Tout a commencé au début des années 90, après que la guerre au Rwanda s'est étendue à l’est du Congo, contraignant la population – notamment des milliers d’enfants abandonnés à leur sort – à fuir la violence. « La Croix-Rouge a ouvert un orphelinat à Kirotshe. Après avoir enregistré les enfants, nous avons essayé dans la mesure du possible de retrouver leur famille, mais nous nous sommes rapidement aperçus qu’un orphelinat n’était pas la meilleure des solutions. Les enfants se sentaient abandonnés et nous manquions de place. Nous avons alors décidé de faire appel à des familles d'accueil. »

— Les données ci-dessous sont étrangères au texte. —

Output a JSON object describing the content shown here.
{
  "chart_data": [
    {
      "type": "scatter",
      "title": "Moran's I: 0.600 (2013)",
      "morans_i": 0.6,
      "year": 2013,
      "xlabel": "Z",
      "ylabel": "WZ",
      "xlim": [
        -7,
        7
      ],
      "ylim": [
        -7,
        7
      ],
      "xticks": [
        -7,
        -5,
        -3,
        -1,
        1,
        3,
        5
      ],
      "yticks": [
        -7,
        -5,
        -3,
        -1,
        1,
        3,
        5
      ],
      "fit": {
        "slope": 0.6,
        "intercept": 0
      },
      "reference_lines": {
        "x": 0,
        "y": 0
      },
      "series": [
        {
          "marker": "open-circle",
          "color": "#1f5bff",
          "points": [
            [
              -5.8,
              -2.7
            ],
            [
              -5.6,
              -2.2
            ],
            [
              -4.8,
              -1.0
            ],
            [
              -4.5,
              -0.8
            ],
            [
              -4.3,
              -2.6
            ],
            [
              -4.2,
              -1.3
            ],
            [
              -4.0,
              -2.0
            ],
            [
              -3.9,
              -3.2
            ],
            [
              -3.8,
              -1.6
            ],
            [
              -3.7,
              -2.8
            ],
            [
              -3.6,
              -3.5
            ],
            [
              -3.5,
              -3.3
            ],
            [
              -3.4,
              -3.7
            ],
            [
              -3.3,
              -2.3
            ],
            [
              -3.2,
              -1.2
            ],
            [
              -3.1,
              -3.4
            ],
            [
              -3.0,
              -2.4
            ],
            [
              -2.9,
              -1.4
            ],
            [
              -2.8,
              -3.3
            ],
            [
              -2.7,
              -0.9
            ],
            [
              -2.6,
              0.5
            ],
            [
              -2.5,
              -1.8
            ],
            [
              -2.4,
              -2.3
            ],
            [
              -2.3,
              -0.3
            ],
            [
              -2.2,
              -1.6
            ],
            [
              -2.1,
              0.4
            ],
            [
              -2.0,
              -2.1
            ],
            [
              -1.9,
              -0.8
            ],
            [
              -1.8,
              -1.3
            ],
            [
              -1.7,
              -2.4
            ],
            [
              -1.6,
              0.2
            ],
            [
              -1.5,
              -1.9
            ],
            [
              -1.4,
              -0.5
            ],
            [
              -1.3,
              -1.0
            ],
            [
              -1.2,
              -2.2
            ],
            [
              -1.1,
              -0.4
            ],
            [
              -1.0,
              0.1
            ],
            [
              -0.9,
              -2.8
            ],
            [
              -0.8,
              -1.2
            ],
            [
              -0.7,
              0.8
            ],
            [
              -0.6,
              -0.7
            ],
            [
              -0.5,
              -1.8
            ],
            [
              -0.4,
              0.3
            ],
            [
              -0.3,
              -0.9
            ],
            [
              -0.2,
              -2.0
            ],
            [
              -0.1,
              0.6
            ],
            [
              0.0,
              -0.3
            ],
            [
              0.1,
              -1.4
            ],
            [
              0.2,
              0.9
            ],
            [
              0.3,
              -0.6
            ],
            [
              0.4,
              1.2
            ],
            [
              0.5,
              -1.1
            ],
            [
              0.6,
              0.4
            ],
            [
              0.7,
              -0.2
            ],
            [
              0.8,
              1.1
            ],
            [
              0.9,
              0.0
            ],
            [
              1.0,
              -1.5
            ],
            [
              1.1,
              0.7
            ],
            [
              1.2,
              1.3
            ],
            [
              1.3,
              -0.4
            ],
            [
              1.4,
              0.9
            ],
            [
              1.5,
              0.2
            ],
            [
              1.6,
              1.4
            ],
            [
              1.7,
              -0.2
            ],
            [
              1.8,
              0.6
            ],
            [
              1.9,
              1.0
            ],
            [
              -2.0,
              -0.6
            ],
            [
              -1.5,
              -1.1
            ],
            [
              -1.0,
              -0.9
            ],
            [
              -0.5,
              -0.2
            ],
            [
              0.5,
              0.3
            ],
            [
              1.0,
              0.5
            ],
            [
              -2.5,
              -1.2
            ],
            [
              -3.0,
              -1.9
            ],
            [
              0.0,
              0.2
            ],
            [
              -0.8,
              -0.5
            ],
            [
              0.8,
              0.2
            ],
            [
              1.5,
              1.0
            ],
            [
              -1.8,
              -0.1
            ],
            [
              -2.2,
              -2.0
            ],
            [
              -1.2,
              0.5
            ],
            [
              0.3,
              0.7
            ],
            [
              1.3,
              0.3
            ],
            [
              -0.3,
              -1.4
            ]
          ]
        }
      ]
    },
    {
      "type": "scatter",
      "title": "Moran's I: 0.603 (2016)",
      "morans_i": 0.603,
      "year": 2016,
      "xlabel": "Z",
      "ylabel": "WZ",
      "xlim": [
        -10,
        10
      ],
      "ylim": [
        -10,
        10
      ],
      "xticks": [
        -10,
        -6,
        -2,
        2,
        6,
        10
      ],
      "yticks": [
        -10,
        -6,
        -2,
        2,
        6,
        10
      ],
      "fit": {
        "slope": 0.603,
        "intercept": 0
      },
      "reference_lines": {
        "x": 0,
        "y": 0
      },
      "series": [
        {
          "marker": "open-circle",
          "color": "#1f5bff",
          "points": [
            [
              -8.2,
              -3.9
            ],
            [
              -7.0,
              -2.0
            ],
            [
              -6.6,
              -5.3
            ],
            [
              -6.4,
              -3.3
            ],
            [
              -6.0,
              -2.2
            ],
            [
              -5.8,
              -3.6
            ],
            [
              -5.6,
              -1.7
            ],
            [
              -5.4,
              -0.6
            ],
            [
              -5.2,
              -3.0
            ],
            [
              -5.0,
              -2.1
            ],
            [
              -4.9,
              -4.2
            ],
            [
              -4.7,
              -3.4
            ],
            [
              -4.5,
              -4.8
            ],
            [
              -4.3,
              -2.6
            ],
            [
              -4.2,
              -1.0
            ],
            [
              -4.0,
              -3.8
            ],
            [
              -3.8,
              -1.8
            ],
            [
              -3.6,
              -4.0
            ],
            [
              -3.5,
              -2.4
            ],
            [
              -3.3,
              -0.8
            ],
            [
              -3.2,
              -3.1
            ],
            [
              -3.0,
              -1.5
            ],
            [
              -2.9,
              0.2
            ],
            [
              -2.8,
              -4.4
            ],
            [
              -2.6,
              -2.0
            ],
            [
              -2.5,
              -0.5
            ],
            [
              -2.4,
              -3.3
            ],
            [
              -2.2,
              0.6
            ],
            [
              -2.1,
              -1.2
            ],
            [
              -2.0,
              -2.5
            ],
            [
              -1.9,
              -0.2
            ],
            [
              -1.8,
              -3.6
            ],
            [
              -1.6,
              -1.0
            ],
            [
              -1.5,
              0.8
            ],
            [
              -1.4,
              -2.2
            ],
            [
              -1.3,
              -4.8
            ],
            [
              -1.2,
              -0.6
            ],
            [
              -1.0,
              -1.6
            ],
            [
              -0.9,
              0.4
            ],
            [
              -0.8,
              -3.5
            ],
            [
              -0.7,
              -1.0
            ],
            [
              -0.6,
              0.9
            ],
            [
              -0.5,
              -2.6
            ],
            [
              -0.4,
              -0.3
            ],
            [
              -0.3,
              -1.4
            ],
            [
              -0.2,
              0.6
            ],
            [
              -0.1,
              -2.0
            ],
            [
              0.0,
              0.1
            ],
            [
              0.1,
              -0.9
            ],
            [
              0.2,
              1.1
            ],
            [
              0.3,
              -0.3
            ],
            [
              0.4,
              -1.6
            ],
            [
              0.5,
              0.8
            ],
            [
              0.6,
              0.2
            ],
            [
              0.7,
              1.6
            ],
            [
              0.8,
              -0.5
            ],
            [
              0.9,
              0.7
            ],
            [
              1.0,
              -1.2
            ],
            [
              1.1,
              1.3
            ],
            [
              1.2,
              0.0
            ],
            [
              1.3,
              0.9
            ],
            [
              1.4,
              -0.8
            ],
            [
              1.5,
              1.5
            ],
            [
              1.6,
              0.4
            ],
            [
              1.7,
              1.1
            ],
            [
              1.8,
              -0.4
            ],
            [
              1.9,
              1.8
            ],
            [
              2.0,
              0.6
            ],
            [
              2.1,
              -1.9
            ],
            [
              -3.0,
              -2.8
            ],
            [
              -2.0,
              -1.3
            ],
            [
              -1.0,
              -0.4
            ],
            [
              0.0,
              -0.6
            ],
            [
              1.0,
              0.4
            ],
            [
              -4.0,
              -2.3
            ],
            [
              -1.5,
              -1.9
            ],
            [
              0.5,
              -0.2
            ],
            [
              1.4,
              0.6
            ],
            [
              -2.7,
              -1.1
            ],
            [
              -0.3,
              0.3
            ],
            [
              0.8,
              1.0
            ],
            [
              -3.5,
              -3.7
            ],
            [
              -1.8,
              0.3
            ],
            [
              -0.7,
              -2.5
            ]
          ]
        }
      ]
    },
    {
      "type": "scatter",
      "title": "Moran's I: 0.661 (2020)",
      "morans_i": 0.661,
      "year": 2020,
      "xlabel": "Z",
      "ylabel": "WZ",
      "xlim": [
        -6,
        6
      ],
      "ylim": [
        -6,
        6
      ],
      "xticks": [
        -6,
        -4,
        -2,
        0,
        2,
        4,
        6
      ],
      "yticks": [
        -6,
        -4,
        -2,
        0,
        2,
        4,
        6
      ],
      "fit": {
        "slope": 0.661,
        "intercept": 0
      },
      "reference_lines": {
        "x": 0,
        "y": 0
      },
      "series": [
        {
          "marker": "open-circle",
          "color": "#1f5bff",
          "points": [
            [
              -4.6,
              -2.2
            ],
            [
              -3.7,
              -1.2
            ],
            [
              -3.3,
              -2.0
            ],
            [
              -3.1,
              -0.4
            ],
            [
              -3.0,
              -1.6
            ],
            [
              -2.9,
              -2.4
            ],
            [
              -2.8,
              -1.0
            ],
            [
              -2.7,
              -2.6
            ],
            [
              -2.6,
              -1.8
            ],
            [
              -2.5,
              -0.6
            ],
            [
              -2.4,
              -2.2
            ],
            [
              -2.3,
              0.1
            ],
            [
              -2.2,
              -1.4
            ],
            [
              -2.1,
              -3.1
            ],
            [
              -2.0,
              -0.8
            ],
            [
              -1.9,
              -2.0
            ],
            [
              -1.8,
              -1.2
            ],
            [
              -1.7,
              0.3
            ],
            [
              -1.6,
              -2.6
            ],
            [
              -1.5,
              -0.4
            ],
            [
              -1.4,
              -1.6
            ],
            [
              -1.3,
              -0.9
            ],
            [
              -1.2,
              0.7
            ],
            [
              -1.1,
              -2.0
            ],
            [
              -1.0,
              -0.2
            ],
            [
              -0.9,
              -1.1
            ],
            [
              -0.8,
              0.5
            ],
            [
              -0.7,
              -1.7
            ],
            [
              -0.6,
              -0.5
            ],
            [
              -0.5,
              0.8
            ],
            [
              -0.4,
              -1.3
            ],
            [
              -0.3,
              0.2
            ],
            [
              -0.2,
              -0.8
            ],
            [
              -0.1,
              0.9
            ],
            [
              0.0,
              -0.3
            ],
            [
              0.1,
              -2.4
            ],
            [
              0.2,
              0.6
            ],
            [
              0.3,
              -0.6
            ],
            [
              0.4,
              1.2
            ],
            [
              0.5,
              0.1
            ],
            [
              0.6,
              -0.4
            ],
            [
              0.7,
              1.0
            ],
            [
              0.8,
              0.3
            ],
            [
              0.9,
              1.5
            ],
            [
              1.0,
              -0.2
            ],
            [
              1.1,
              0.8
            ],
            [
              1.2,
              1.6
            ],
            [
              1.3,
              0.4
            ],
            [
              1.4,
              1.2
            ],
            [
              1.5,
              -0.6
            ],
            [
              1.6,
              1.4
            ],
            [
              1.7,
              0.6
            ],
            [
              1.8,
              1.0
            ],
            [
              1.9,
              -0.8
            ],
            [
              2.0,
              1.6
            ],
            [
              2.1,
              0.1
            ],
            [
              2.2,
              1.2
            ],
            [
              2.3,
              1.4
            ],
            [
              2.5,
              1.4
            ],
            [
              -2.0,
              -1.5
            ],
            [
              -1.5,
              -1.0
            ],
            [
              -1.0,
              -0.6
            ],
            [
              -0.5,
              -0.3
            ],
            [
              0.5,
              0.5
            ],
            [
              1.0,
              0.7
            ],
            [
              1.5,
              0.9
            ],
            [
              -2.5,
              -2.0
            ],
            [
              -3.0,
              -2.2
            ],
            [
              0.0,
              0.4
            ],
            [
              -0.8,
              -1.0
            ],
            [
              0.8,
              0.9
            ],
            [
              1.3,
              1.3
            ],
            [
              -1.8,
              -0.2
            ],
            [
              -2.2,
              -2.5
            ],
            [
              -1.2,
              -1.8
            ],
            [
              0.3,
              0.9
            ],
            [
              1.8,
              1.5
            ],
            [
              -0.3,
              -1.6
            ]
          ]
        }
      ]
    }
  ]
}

Placer des orphelins et des enfants non accompagnés dans des familles d’accueil allait de soi. Au Congo comme dans de nombreux pays africains, la notion de famille est élastique : les enfants sont souvent élevés par l'ensemble des habitants du village dans lequel ils vivent.

©CICR/VII/Ron Haviv/v-p-cd-e-00968
Mama Bona avec ses enfants, ses petits-enfants, et les orphelins et enfants non accompagnés dont elle s’occupe.
En général, Mama Bona prend contact avec le chef de la communauté pour chercher ensemble des familles susceptibles de prendre soin d’un enfant, dans le meilleur des cas jusqu’à ce que l'un de ses proches soit retrouvé. Néanmoins, beaucoup d’enfants grandissent finalement au sein de ce qui est devenu leur nouvelle famille.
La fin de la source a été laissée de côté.